'Photographs from the Floating World' refers to the famous woodblock prints made by masters such as Hokusai, Hiroshige and Kuniyoshi under the name 'Ukiyo-e', pictures of the floating world. In this centuries-long tradition, artists and artisans made beautiful, stylised artworks with themes such as beautiful women, actors, historic events and folk tales, travel scenes, landscapes and erotica. The development of photography is one of the causes of the demise of this art form, as the labour-intensive cutting and printing could be replaced by the quicker and simpler processes of photography making realistic pictures reachable for the masses. In recent years, more and more photographers are showing a longing for the traditional themes of Ukiyo-e and are also focusing on long-forgotten printing techniques.

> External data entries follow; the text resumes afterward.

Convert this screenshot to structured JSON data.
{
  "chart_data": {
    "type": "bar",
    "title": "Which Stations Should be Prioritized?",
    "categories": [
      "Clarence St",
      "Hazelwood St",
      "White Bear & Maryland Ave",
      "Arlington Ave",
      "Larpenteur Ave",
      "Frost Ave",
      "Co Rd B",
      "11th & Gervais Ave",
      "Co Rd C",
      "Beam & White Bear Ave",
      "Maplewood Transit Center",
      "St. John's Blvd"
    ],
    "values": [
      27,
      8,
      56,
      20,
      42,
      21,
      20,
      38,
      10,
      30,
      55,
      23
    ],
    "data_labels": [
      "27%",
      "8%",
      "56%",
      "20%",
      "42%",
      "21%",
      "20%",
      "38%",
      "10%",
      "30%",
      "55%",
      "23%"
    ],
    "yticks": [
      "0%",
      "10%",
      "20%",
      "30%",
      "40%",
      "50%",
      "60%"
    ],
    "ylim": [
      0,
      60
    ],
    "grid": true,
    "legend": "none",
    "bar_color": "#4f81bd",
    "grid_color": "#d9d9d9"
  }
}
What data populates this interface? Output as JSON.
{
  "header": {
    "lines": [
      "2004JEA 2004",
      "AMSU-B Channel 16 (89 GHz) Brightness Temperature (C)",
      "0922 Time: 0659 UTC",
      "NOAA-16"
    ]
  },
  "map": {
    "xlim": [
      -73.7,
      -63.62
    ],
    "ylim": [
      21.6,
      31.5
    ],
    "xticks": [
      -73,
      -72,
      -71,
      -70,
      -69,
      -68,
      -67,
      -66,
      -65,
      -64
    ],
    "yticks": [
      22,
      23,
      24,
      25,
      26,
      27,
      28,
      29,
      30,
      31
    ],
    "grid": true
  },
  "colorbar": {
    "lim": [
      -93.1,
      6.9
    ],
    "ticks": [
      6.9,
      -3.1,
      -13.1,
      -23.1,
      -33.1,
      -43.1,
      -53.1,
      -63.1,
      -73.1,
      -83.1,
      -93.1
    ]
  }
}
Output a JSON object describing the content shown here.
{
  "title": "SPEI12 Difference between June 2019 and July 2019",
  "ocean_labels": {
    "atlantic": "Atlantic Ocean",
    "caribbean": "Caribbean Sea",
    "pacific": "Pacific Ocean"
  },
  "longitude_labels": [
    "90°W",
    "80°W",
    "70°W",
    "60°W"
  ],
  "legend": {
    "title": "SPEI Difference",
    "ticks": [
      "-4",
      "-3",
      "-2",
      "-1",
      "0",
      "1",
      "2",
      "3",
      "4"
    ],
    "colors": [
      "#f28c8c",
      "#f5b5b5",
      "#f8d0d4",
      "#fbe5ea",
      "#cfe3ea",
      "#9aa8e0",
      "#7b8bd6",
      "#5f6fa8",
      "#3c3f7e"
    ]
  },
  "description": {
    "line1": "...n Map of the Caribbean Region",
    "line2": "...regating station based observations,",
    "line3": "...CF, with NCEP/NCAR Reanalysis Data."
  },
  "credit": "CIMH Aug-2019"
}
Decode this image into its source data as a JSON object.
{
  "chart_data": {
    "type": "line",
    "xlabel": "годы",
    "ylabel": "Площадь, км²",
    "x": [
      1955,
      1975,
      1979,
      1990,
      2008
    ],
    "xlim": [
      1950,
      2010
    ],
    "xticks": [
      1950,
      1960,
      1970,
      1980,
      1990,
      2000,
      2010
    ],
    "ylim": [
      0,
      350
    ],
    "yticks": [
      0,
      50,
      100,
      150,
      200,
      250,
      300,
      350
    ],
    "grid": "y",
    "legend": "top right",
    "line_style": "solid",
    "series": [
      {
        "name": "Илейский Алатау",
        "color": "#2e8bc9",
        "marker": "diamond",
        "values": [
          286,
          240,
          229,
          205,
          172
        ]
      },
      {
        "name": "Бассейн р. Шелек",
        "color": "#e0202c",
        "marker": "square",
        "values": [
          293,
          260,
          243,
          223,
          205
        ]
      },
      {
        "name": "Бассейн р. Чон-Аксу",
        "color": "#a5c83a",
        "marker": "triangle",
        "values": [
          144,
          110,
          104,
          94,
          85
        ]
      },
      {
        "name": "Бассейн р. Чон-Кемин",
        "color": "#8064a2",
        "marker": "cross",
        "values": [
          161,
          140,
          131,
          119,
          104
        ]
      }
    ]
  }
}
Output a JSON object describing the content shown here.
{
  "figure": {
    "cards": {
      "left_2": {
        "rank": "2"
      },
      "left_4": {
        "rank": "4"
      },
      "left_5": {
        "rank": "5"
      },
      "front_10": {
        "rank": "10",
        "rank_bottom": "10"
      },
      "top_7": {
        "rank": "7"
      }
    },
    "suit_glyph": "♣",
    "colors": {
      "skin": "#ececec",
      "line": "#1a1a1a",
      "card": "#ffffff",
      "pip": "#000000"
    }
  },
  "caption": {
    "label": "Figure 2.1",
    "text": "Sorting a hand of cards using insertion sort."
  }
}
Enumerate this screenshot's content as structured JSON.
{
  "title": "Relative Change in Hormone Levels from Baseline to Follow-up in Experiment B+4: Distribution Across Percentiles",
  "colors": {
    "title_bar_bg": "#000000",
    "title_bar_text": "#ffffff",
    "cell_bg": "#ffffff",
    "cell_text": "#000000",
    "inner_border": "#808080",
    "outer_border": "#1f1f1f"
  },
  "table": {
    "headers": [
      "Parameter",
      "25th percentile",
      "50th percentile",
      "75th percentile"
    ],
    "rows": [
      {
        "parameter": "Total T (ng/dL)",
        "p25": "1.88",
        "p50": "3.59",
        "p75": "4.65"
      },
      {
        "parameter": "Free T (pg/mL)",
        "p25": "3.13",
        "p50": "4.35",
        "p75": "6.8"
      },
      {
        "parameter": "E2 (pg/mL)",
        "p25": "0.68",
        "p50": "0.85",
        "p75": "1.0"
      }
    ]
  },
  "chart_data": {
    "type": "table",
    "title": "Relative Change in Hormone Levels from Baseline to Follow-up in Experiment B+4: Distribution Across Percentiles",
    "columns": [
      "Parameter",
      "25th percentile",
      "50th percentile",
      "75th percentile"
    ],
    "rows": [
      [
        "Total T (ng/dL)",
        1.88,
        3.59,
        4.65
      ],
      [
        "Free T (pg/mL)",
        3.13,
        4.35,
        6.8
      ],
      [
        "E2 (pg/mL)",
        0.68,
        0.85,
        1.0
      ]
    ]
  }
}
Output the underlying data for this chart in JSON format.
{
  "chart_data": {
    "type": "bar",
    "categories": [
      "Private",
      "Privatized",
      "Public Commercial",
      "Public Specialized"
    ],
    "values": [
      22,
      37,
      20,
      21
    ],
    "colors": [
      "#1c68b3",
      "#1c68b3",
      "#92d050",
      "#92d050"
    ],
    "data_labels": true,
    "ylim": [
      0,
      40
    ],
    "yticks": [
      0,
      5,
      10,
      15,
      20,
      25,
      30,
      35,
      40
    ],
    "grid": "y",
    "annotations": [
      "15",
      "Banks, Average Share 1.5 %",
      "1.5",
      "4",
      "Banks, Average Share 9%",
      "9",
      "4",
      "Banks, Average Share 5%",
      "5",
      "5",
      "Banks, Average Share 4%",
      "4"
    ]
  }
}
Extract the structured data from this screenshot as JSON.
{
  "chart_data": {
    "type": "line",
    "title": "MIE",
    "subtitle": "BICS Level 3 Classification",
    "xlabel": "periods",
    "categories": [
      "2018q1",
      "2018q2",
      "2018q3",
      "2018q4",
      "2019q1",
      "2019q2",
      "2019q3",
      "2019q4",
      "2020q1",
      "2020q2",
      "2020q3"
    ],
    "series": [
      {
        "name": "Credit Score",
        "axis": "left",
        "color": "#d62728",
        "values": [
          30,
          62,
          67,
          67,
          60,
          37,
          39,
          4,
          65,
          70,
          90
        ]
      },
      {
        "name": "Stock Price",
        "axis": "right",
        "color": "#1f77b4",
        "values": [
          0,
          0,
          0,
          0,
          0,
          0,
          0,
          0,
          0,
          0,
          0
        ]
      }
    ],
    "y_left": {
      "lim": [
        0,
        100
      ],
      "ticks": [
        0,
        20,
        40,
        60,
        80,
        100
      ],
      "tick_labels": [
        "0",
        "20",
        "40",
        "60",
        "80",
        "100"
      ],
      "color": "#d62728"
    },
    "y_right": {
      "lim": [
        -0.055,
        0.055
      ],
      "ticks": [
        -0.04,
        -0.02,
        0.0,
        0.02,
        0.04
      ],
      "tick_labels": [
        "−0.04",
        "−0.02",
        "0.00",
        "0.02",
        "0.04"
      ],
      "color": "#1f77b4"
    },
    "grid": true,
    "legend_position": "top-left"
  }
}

IBASHO would like to present works by four artists who are celebrating the traditional themes of the floating world in specific ways. Taichi Gondaira has made it his mission to recreate the world of Ukiyo-e in photographs and combines this with the platinum-palladium print technique of the early days of photography on hand-made Japanese Gambi paper. The traditional world of the geisha, which still exists in places such as Kyoto, is the subject of Naoyuki Ogino's Komomo series. He follows a young girl that is being educated in the ancient ways of the geisha. Keiichi Ito portrays the revered cherry trees (Sakura) through the seasons, showing the blossoms in their full glory, but also how the ancient trees are being supported and protected to continue to enchant millions of people every season. He also uses platinum-palladium printing on hand-made Japanese paper to enhance the traditional feel of the images. Yoshihiro Tatsuki takes a lighter approach, very much in tune with some ukiyo-e artists, and portrays traditionally-clothed women, children and dolls in beautiful landscapes around themes of seasons, humor and death.
Last minute special event:
The son of the artist Taichi Gondaira, Tomohiro, will play the traditional Japanese instrument the Shamisen on Saturday 9 May at 16:00. His mother will also be present in traditional kimono.